Bantu relies on public key cryptography to ensure that transactions are secure: every account requires a valid keypair consisting of a public key a private key. The public key is, as the name suggests, public. It’s visible on the ledger, anyone can look it up, and it’s what others use to send payments to the account, identify the issuer an asset, and verify that a given transaction is authorized.

The private key, however, is something an account holder should guard closely. It’s kind of like the combination to a lock — anyone who knows it can access the account, sign transactions, send funds, whatever. Do not share your private key with anyone.

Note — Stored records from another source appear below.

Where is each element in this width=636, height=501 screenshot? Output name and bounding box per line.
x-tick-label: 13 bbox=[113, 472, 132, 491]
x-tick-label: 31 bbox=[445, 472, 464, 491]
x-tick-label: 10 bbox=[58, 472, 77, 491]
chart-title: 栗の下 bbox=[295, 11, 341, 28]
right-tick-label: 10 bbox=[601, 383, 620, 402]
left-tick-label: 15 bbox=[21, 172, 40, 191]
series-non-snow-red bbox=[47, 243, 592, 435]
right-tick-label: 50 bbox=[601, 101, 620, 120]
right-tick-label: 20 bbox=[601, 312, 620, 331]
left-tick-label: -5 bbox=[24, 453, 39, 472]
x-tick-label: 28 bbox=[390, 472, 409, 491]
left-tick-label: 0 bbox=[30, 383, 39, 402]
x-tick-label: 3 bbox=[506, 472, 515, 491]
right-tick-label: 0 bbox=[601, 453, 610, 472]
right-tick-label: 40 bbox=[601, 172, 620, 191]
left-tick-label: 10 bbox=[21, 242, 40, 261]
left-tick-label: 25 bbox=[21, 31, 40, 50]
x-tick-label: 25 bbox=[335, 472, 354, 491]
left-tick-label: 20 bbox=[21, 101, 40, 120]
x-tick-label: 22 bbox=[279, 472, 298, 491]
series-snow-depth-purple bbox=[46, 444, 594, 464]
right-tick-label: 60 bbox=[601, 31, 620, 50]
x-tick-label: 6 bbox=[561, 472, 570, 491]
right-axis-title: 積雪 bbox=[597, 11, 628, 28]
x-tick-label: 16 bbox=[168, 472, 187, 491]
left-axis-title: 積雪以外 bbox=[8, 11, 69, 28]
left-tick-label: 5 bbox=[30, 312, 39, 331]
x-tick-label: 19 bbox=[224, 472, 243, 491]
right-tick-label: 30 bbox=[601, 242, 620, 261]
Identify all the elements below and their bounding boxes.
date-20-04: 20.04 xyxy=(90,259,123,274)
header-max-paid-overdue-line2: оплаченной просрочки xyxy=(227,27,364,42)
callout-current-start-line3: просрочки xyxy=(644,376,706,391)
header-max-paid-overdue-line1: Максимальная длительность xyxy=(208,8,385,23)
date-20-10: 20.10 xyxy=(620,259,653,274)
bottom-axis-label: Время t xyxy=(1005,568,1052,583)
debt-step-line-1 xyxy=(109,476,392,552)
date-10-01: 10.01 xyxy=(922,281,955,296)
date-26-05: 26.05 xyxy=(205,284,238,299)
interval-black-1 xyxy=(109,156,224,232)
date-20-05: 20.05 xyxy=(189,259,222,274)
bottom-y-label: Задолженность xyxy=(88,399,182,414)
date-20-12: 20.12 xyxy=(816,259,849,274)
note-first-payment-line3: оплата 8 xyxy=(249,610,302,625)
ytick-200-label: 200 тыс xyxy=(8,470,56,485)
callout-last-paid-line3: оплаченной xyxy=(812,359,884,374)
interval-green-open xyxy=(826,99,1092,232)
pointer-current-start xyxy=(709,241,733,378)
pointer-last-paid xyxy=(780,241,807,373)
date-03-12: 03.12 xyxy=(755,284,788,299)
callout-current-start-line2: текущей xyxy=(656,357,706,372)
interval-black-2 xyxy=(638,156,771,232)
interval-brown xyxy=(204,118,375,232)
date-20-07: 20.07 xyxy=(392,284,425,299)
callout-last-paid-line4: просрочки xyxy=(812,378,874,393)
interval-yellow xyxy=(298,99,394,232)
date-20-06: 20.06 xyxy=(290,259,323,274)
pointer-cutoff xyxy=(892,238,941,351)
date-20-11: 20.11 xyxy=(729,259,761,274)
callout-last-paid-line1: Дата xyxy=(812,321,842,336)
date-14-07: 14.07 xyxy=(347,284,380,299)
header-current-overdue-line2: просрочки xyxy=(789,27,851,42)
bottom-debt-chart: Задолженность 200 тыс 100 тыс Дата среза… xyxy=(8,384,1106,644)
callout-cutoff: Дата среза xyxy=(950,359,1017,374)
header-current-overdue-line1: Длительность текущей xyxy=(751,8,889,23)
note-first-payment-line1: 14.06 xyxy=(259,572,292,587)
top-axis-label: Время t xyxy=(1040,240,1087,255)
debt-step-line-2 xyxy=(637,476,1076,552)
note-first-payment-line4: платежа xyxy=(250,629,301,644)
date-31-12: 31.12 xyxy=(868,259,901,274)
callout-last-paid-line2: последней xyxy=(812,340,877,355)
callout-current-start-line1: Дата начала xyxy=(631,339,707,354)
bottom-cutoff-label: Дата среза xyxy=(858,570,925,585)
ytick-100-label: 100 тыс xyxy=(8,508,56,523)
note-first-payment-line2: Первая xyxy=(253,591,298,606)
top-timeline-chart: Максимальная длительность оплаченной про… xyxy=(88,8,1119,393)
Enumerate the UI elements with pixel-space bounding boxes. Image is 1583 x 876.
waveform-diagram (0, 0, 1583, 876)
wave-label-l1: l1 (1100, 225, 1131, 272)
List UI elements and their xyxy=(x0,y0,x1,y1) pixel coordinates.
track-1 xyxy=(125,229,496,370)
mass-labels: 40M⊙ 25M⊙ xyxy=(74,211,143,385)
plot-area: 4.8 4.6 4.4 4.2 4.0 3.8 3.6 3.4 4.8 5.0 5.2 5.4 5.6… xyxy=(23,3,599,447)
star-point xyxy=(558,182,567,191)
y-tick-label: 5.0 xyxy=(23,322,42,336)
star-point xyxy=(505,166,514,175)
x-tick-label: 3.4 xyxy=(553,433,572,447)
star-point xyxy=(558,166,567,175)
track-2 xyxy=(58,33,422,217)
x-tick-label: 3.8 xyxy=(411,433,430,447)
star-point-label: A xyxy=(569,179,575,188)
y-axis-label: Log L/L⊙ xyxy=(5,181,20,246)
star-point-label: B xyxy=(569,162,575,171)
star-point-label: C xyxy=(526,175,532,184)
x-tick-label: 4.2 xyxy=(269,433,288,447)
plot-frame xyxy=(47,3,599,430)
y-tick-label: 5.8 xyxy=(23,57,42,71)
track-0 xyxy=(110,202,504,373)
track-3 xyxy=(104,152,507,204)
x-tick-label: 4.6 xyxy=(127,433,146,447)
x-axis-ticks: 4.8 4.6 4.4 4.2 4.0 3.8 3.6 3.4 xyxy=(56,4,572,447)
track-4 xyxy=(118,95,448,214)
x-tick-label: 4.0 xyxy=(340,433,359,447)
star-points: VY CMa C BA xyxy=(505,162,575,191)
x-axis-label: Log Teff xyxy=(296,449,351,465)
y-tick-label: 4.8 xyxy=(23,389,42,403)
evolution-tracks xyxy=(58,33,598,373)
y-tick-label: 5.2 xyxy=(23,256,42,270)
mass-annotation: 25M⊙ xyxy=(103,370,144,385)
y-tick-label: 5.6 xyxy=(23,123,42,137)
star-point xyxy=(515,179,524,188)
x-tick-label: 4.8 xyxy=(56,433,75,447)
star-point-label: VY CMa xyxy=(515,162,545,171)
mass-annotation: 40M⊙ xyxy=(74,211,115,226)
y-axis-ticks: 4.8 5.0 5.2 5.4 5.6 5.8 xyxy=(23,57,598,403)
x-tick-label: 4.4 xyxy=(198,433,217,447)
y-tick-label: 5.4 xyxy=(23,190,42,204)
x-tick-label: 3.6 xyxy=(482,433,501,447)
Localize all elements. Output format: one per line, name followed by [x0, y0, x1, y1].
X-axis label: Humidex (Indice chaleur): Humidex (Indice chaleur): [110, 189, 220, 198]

You can use any Bantu wallet or SDK to generate a valid keypair.

Account Creation

A keypair alone doesn’t create an account: before an account exists on the ledger, it needs an XBN balance sufficient to meet the minimum network reserve. The minimum reserve, which is determined by validator vote, is intended to disincentivize the creation of tons of unused accounts in order to prevent ledger spam and maintain the efficiency and scalability of the network.

There is a specific operation, Create Account, which you use to make a payment to a valid public key that does not exist on the ledger, thereby creating the account.

Account fields

Accounts have the following fields:

Account ID

The public key that was used to create the account. Even if you replace the signer with a different key, the original account ID will always be used to identify the account.

Sequence number

The current transaction sequence number of the account. This number starts equal to the ledger number at which the account was created, and increments upward as the account signs transactions.

Number of subentries

Number of entries the account owns. This number is used to calculate the account's minimum balance: each subentry increases an account’s reserve by 0.5XBN. Subentries include:

Trustlines Offers Signers Data entries

Thresholds

Operations have varying levels of access. This field specifies thresholds for low-, medium-, and high-access levels, as well as the weight of the master key. For more info, see multi-sig.

Home domain

A fully qualified domain name such as example.com linked to the account. A home domain is required of asset issuers, who use it to publish meta-information for Bantu wallets and potential token holders, and for organizations running validators, who use it to self-identify their nodes.

To add a home domain to an account, use the Set Options operation.

Flags

Asset issuers set flags at the account level if they want to control access to the assets they issue. There are three flags:

  • Authorization required (0x1): Requires the issuing account to grant an account permission to hold an asset. With this flag set, an issuer can either grant full authorization to transact with its asset or it can grant limited authorization allowing the holder to maintain orders on the order books, but not to otherwise transact with the asset.

  • Authorization revocable (0x2): Allows the issuing account to reduce the authorization level of an account from full to partial, from full to none, or from partial to none.

  • Authorization immutable (0x4): Prevents the issuer from setting either of the above flags or deleting the issuing account.

Balances

Each account has a balance for each token the account holds, including XBN.

Liabilities

Each account also tracks its liabilities. Buying liabilities equal the total amount of an asset offered to buy aggregated over all offers owned by this account, and selling liabilities equal the total amount of an asset offered to sell aggregated over all offers owned by this account.

An account must always have a balance sufficiently above the minimum reserve to satisfy its XBN selling liabilities, and a balance sufficiently below the maximum to accommodate its XBN buying liabilities.

Signers

You can add signers to an account, and this field lists other public keys and their weights that can be used to authorize transactions. For more info, see multisig.